Дмитрий Савельевич не собирался сдаваться. Если у Вовы жадность отняла последний разум, то кто-то должен его остановить. Только, пожалуй, это была не жадность. Любовь. Ради Кати. Он очень хотел быть хорошим, богатым и знаменитым. Для образа победителя ему не хватало размаха. Ради Кати…

— Я буду во второй половине дня, а трубить победу все-таки рано. И бежать рано.

— Ты работаешь по субботам? — удивилась Аглаида Карповна.

— В нашем городе частные предприниматели и сторожа любого масштаба работают каждый день, — заявила Надя. — У убийц не бывает выходных, да, Димочка.
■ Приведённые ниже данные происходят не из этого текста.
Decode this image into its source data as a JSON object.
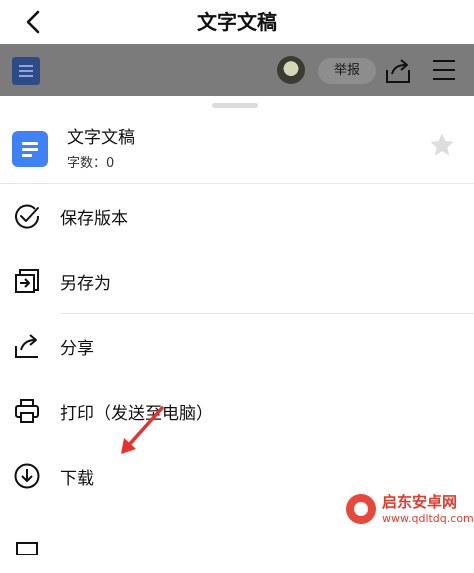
{
  "header": {
    "title": "文字文稿"
  },
  "dim_toolbar": {
    "report_label": "举报"
  },
  "sheet": {
    "doc_name": "文字文稿",
    "word_count": "字数：0",
    "items": [
      {
        "label": "保存版本",
        "icon": "check-circle-icon"
      },
      {
        "label": "另存为",
        "icon": "save-as-icon"
      },
      {
        "label": "分享",
        "icon": "share-icon"
      },
      {
        "label": "打印（发送至电脑）",
        "icon": "printer-icon"
      },
      {
        "label": "下载",
        "icon": "download-icon"
      }
    ]
  },
  "watermark": {
    "name": "启东安卓网",
    "url": "www.qdltdq.com"
  },
  "colors": {
    "doc_icon": "#3f82f5",
    "overlay": "#7b7b7b",
    "annotation_arrow": "#e8312b"
  }
}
Ночь они провели бездарно. Научившись от бабушки разным глупостям, Надя предложила сыграть в дурака на раздевание. Когда Тошкин остался совсем голым, она переменила ставку, и удача от нее отвернулась. Дима выяснил, что, несмотря на отсутствие разного рода неоспоримых достоинств, его жена является классным имитатором. Во всяком случае, ее утренний петушиный крик некоторые соседи приняли за настоящий. В девять часов он нарядился: светлые брюки, серый тонкий свитерок — и даже сделал неуклюжую попытку уложить волосы.

— Ты меня любишь? — спросил Тошкин, думая, что этим можно усыпить бдительность жены.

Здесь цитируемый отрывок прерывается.